Стефани повернулась к ним располневшей спиной и принялась устраивать колокольчики среди трав, сеявших вокруг капельки росы. Если не считать шиповника, летние цветы, нежной пеной полускрывшие мрачного святого, пахли живо и густо, но с горчинкой, с ядовитой зеленцой: чемерица, наперстянка, многоликие родственники цикуты. Душистый горошек был тут необходим. Подошел Дэниел, тяжелой и теплой ладонью ласково провел ей по спине, там, где уже начинали ныть мышцы.
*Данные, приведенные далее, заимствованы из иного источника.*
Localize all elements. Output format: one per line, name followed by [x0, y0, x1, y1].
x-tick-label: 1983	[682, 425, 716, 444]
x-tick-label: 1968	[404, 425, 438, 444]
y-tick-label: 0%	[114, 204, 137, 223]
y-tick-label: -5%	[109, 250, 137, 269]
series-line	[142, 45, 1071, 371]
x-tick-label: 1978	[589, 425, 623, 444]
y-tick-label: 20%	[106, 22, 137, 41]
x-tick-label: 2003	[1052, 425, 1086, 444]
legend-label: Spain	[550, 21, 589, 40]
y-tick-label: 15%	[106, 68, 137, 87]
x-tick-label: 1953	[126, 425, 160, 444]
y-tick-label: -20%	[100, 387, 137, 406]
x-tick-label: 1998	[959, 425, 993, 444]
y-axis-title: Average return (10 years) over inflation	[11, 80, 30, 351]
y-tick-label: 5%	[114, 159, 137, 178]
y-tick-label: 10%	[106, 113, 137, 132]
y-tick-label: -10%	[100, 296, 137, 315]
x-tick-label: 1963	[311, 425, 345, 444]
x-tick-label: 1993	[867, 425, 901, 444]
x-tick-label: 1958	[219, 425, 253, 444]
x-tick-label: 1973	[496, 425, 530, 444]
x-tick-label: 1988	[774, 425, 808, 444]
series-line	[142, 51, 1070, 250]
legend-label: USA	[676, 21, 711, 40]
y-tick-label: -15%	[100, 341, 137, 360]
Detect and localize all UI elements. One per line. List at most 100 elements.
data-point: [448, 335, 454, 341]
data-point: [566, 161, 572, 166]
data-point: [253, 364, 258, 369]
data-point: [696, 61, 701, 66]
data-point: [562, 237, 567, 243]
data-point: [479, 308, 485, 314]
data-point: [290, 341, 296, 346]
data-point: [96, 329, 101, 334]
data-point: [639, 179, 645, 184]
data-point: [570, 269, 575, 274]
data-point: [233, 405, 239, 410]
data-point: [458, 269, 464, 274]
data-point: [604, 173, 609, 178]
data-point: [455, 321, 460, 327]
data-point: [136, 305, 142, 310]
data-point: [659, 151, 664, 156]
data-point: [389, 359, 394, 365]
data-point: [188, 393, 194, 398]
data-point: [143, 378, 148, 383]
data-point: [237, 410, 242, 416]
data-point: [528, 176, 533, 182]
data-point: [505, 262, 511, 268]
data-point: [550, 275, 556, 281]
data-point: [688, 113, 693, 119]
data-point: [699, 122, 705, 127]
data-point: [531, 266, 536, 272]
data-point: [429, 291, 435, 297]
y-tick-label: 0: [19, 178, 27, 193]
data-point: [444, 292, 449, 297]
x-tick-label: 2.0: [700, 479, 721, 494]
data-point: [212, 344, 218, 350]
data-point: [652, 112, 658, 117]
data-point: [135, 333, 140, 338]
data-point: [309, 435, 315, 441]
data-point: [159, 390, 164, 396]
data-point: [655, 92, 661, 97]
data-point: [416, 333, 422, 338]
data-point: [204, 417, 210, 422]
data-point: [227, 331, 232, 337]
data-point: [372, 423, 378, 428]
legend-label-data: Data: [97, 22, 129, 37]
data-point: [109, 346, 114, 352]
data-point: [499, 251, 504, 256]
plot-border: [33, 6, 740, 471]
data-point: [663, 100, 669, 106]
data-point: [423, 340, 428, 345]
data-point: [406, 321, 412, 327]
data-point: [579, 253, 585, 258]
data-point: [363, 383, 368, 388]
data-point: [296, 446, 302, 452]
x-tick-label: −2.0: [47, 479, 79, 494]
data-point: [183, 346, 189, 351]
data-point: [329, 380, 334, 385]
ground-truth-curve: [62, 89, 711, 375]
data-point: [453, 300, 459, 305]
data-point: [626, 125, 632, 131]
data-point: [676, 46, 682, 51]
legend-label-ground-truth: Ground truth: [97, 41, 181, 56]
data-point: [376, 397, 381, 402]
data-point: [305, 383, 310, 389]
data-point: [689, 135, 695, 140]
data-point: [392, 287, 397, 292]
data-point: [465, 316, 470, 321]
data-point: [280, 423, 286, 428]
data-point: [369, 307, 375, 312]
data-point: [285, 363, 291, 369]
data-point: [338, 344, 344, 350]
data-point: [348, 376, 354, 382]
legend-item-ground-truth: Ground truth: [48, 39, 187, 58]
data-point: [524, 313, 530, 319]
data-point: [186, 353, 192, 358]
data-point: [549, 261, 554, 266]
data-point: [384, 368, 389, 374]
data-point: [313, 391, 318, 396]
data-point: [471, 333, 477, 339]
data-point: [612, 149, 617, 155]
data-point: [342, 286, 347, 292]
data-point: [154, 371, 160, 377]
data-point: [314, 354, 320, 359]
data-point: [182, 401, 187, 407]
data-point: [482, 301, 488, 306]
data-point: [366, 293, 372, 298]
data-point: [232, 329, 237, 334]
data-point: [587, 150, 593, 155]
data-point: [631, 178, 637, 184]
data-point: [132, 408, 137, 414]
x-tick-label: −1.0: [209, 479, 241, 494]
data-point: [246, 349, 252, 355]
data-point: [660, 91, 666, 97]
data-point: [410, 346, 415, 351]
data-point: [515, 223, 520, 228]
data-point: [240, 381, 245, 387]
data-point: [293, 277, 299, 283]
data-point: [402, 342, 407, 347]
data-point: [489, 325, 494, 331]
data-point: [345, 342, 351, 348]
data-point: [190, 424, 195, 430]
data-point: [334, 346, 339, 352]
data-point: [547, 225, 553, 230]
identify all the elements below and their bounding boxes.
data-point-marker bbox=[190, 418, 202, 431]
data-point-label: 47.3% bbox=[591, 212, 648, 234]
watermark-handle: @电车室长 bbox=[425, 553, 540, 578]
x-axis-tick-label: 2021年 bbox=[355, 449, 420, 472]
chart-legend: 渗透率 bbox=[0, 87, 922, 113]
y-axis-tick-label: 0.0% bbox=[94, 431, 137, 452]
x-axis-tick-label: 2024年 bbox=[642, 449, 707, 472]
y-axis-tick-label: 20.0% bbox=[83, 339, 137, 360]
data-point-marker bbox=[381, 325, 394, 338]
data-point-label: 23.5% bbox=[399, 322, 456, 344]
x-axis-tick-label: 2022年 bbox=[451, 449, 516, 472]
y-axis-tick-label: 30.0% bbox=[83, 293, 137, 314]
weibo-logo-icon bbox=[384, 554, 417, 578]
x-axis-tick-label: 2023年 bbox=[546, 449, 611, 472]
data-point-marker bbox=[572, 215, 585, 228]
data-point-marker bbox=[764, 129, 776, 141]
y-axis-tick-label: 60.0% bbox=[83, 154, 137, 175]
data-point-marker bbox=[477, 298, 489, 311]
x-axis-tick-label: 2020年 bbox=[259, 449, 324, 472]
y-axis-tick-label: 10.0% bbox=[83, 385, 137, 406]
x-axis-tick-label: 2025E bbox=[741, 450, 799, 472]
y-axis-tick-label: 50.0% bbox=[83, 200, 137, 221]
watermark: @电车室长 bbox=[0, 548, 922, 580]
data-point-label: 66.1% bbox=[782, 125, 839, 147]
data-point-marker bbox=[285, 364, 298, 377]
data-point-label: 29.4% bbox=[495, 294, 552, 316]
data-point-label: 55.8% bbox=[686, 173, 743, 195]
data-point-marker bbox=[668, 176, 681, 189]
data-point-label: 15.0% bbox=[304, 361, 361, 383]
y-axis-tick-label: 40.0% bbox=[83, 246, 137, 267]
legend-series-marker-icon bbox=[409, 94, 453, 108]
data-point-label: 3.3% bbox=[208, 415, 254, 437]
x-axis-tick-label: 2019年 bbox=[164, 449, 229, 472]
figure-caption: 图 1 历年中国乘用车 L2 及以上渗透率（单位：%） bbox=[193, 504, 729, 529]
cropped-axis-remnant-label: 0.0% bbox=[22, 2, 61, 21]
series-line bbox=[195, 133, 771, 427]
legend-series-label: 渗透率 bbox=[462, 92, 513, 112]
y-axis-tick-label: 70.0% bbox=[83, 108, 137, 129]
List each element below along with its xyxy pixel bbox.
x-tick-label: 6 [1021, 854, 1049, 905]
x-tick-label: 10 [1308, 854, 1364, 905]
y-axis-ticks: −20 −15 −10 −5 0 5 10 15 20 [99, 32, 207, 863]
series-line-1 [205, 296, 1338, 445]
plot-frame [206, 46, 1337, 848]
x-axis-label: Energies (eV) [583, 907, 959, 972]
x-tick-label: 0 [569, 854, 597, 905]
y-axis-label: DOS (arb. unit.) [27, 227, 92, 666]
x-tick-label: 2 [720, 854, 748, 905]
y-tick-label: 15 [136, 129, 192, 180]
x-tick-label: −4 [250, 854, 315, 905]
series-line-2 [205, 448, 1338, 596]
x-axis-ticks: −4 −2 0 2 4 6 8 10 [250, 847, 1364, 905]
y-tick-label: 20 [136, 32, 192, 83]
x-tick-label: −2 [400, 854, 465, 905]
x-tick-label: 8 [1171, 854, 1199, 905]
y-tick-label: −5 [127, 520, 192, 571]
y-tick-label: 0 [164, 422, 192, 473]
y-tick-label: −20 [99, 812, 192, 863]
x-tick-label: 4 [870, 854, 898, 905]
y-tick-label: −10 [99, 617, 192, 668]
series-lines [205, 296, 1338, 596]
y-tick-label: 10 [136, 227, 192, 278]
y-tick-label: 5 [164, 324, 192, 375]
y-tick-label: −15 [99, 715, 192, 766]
Семейство Поттер, подумал Дэниел, до жестокости ненаблюдательно. Как можно не видеть ее бледность, отяжелевшее тело, новые, по-особому медленные движения? Поттеры только и говорят что об отметках: в тетрадях, в листках с распределением ролей, о тех отметках, что они так жаждут оставить на полях истории… Билл Поттер может не явиться на свадьбу старшей дочери, а явившись, устроить унизительную буффонаду, но он переступит через свою северную скупость и выставит шампанское в честь отличных отметок. Дэниел презирал это в Поттерах. Ему хватало воображения представить женщину, боящуюся боли, или мужчину, да что там – самого себя и всех отцов, которых знал, умевших и не умевших любить. Он мог представить, как будет любить своего сына, как не сможет избежать ошибок, воспитывая его. Но он не мог соотнести безликие, черные, плоские знаки с пониманием Расиновой страсти, заключенной в безупречный размер, с умением ясно написать хотя бы об ужасе «Гамлета» и «Лира». Дэниел не мечтал стать епископом и потому собственную бушующую энергию не объяснял честолюбием, как объяснял поттеровскую одержимость отметками.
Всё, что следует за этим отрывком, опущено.